Saya mulai mengenalnya sejak awal tahun 80-an, hingga saat ini. 2 tahun terakhir, hampir setiap hari bersamanya di bilik ruang ini, namun belum juga saya temukan celah, titik dosa dan nista. Terkadang rasa cemburu merasuki, ingin rasa seperti dia, tapi hati ini belum sebersih hatinya, setidaknya saya bersyukur karena bisa bersamanya dan memetik sedikit ilmu darinya, minimal ilmu tentang keikhlasan dan ilmu kesabaran.
Semua orang tahu, dia bukan orator yang bisa menggetarkan podium, dia bukan cerdik-pandai yang pintar merangkai kata menarik perhatian, bukan juga waliullah yang suci bagai malaikat atau belum seperti nabi, bukan pula seorang Kiyai yang ahli tafsir, hafal kitab kuning, atau bukan Muballiq kondang sejuta umat, bukan juga sastrawan atau budayawan yang mahir menulis syair jadi buku yang Best Celler. Tapi dia adalah sosok seorang guru sejati, yang memang pantas digugu dan ditiru. Prof. Siri pemilik karakter “Tau Deceng” (kata orang bugis) “madeceng kiniwwanna, madeceng tuo-tuonna, madeceng linona, madeceng akherakna, madeceng gau’na, madeceng keturunanna, madeceng ampena.
Tidaklah berlebihan, kalau seorang teman menyebut Prof. Siri seorang manusia langkah, ditengah zaman keserakahan orang sibuk berburuh dunia yang tak pasti. Prof. Siri adalah seorang manusia yang tak terlihat dosanya atau mungkin memang tak berdosa di era halal-haram semakin samar.

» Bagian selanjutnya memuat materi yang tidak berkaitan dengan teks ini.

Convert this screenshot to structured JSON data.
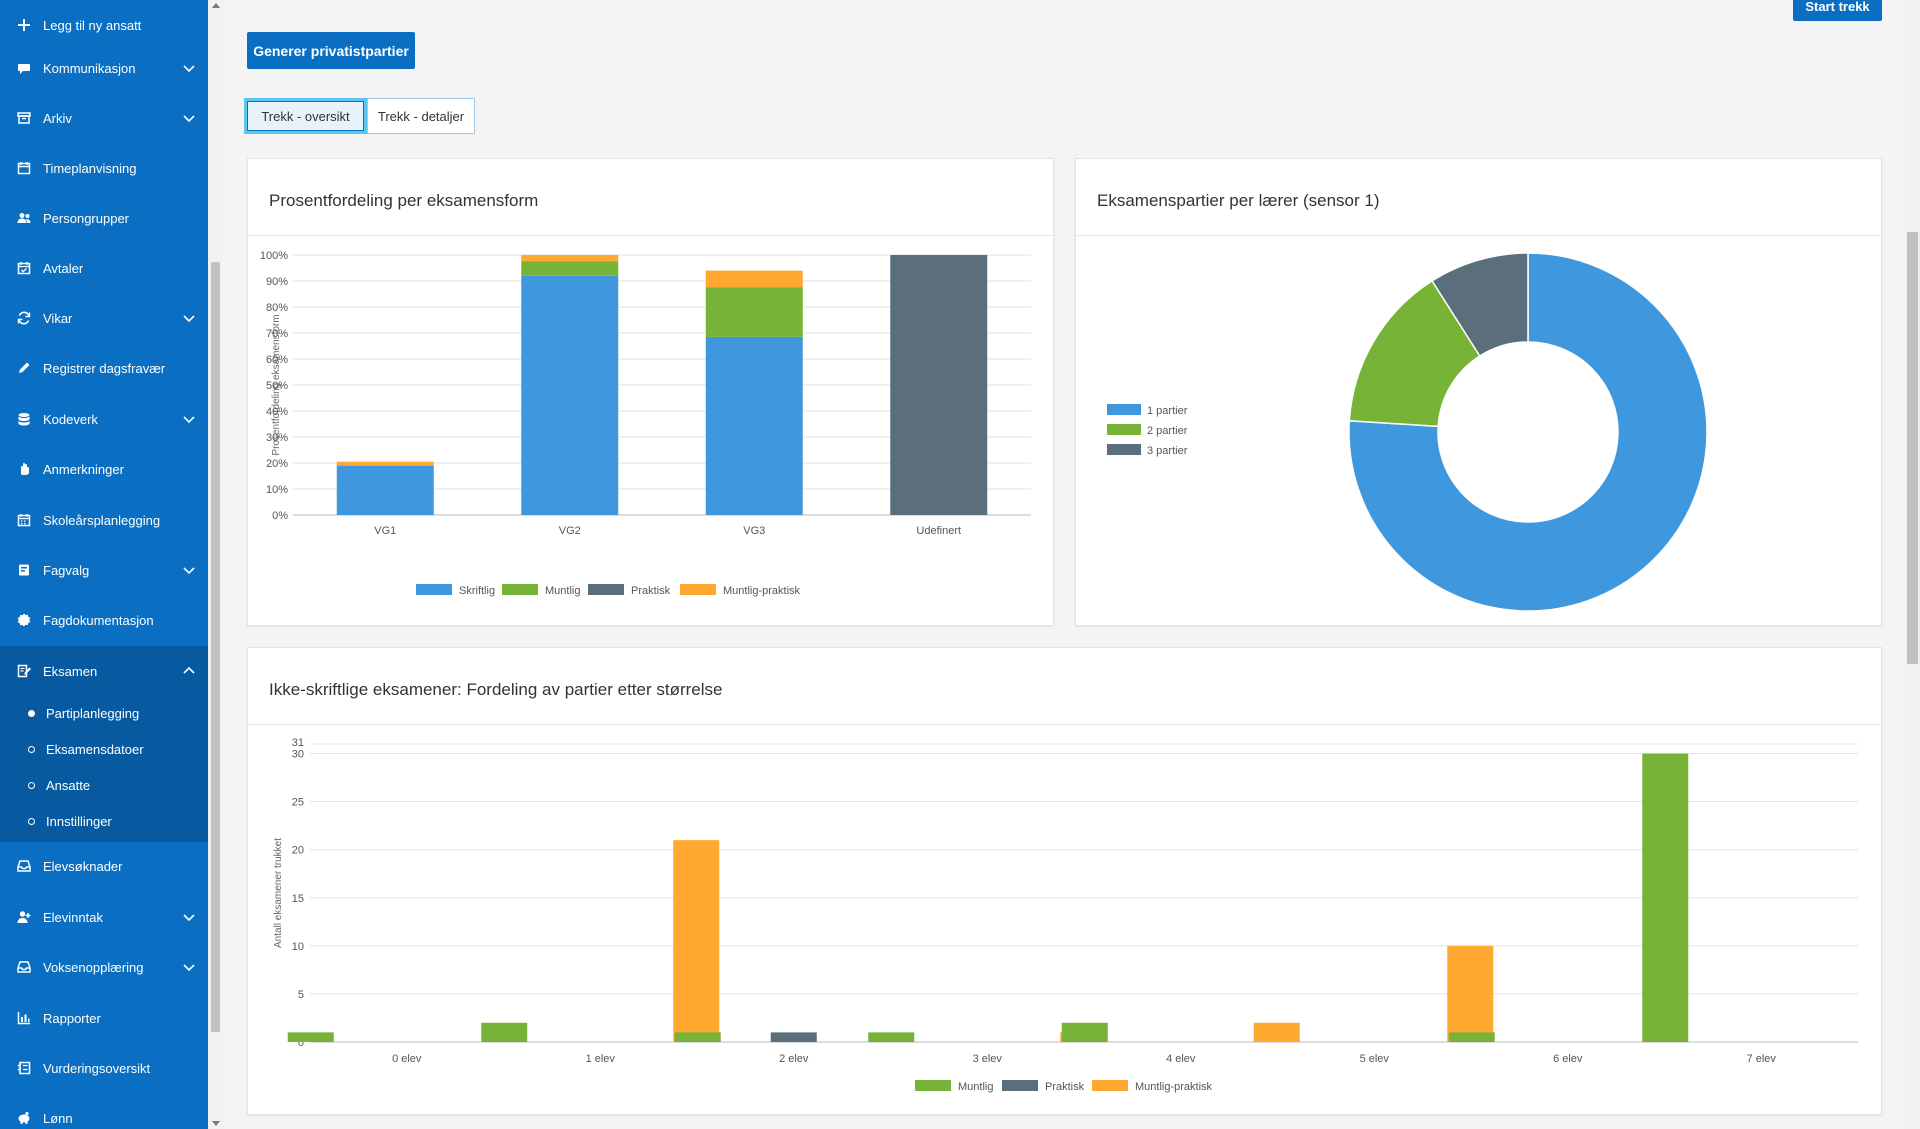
{
  "top": {
    "start_button": "Start trekk",
    "generate_button": "Generer privatistpartier"
  },
  "tabs": [
    {
      "label": "Trekk - oversikt",
      "active": true
    },
    {
      "label": "Trekk - detaljer",
      "active": false
    }
  ],
  "sidebar": {
    "items": [
      {
        "label": "Legg til ny ansatt",
        "icon": "plus-icon",
        "has_chevron": false
      },
      {
        "label": "Kommunikasjon",
        "icon": "chat-icon",
        "has_chevron": true
      },
      {
        "label": "Arkiv",
        "icon": "archive-icon",
        "has_chevron": true
      },
      {
        "label": "Timeplanvisning",
        "icon": "calendar-icon",
        "has_chevron": false
      },
      {
        "label": "Persongrupper",
        "icon": "users-icon",
        "has_chevron": false
      },
      {
        "label": "Avtaler",
        "icon": "calendar-check-icon",
        "has_chevron": false
      },
      {
        "label": "Vikar",
        "icon": "sync-icon",
        "has_chevron": true
      },
      {
        "label": "Registrer dagsfravær",
        "icon": "pencil-icon",
        "has_chevron": false
      },
      {
        "label": "Kodeverk",
        "icon": "database-icon",
        "has_chevron": true
      },
      {
        "label": "Anmerkninger",
        "icon": "hand-icon",
        "has_chevron": false
      },
      {
        "label": "Skoleårsplanlegging",
        "icon": "calendar-grid-icon",
        "has_chevron": false
      },
      {
        "label": "Fagvalg",
        "icon": "book-icon",
        "has_chevron": true
      },
      {
        "label": "Fagdokumentasjon",
        "icon": "badge-icon",
        "has_chevron": false
      },
      {
        "label": "Eksamen",
        "icon": "exam-icon",
        "has_chevron": true,
        "expanded": true
      },
      {
        "label": "Elevsøknader",
        "icon": "inbox-icon",
        "has_chevron": false
      },
      {
        "label": "Elevinntak",
        "icon": "user-plus-icon",
        "has_chevron": true
      },
      {
        "label": "Voksenopplæring",
        "icon": "inbox-icon",
        "has_chevron": true
      },
      {
        "label": "Rapporter",
        "icon": "bar-chart-icon",
        "has_chevron": false
      },
      {
        "label": "Vurderingsoversikt",
        "icon": "checklist-icon",
        "has_chevron": false
      },
      {
        "label": "Lønn",
        "icon": "piggy-bank-icon",
        "has_chevron": false
      }
    ],
    "eksamen_sub": [
      {
        "label": "Partiplanlegging",
        "current": true
      },
      {
        "label": "Eksamensdatoer",
        "current": false
      },
      {
        "label": "Ansatte",
        "current": false
      },
      {
        "label": "Innstillinger",
        "current": false
      }
    ]
  },
  "colors": {
    "skriftlig": "#3f97dd",
    "muntlig": "#77b336",
    "praktisk": "#5a6e7c",
    "muntlig_praktisk": "#ffa832",
    "sidebar": "#0a6fc2"
  },
  "chart_data": [
    {
      "type": "bar",
      "stacked": true,
      "title": "Prosentfordeling per eksamensform",
      "ylabel": "Prosentfordeling eksamensform",
      "xlabel": "",
      "categories": [
        "VG1",
        "VG2",
        "VG3",
        "Udefinert"
      ],
      "ylim": [
        0,
        100
      ],
      "ytick_labels": [
        "0%",
        "10%",
        "20%",
        "30%",
        "40%",
        "50%",
        "60%",
        "70%",
        "80%",
        "90%",
        "100%"
      ],
      "series": [
        {
          "name": "Skriftlig",
          "values": [
            19,
            92,
            68.5,
            0
          ]
        },
        {
          "name": "Muntlig",
          "values": [
            0,
            5.5,
            19,
            0
          ]
        },
        {
          "name": "Praktisk",
          "values": [
            0,
            0,
            0,
            100
          ]
        },
        {
          "name": "Muntlig-praktisk",
          "values": [
            1.5,
            2.5,
            6.5,
            0
          ]
        }
      ],
      "legend": "bottom",
      "grid": true
    },
    {
      "type": "pie",
      "donut": true,
      "title": "Eksamenspartier per lærer (sensor 1)",
      "slices": [
        {
          "name": "1 partier",
          "value": 76
        },
        {
          "name": "2 partier",
          "value": 15
        },
        {
          "name": "3 partier",
          "value": 9
        }
      ],
      "legend": "left"
    },
    {
      "type": "bar",
      "stacked": false,
      "title": "Ikke-skriftlige eksamener: Fordeling av partier etter størrelse",
      "ylabel": "Antall eksamener trukket",
      "xlabel": "",
      "categories": [
        "0 elev",
        "1 elev",
        "2 elev",
        "3 elev",
        "4 elev",
        "5 elev",
        "6 elev",
        "7 elev"
      ],
      "ylim": [
        0,
        31
      ],
      "ytick_labels": [
        "0",
        "5",
        "10",
        "15",
        "20",
        "25",
        "30",
        "31"
      ],
      "series": [
        {
          "name": "Muntlig",
          "values": [
            1,
            2,
            1,
            1,
            2,
            0,
            1,
            30
          ]
        },
        {
          "name": "Praktisk",
          "values": [
            0,
            0,
            1,
            0,
            0,
            0,
            0,
            0
          ]
        },
        {
          "name": "Muntlig-praktisk",
          "values": [
            0,
            21,
            0,
            1,
            2,
            10,
            0,
            0
          ]
        }
      ],
      "legend": "bottom",
      "grid": true
    }
  ]
}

Hari ini Prof. Siri genap berusia 70 tahun. 70 tahun bukan usia yang muda. Negara menghargaimu prof., sehingga memberimu waktu untuk istirahat, UMPAR masih selalu mengharapmu karena engkau pembawa berkah. Hari ini, tidak ada lilin yang dinyalakan, tidak ada kue tart dan nasi tumpeng yang disediakan, tidak pula berpesta kenduri dalam memperingati tanggal kelahiranmu, kecuali hanya selembar uraian kalimat puitis yang sengaja kutulis, kubaca dan kupersembahkan buat “GURU SEJATI” Prof. Dr. H. M. Siri Dangnga, MS.
Wahai …. guru sejati,
Kau tabur lmu di sini
Kau tanam amal jariyah di sini
Kau habiskan waktumu di sini
Engkau yang membuatku mulai pandai berIslam
Engkau yang menunjukanku siratal mustaqim
Engkau mengajariku berprilaku uswatun hasanah
Sang Profesor …
Engkau tak pernah lelah menuntut ilmu
Engkau tak pernah capek menebar kebaikan
Engkau selalu istiqamah beribadah
Engkau pandai memberi manfaat
Engkau cerdas mengelola hidup.
Wahai Guru Sejati ….
Guru sejati, tidak hanya mengajar alif-ba
Guru sejati, tidak hanya mendidik nurani
Guru sejati, bisa di gugu dan ditiru
Guru sejati, gaunna mappanessa
Guru sejati, sifanna mappabati
Tuan guru Siri…
Andai, semua orang sepertimu, amanlah dunia
Andai, semua orang sepertimu, damailah bangsa
Andai semua orang sepertimu, jayalah negeri
Andai semua orang sepertimu, sunyilah neraka
Andai semua orang sepertimu, majulah UMPAR.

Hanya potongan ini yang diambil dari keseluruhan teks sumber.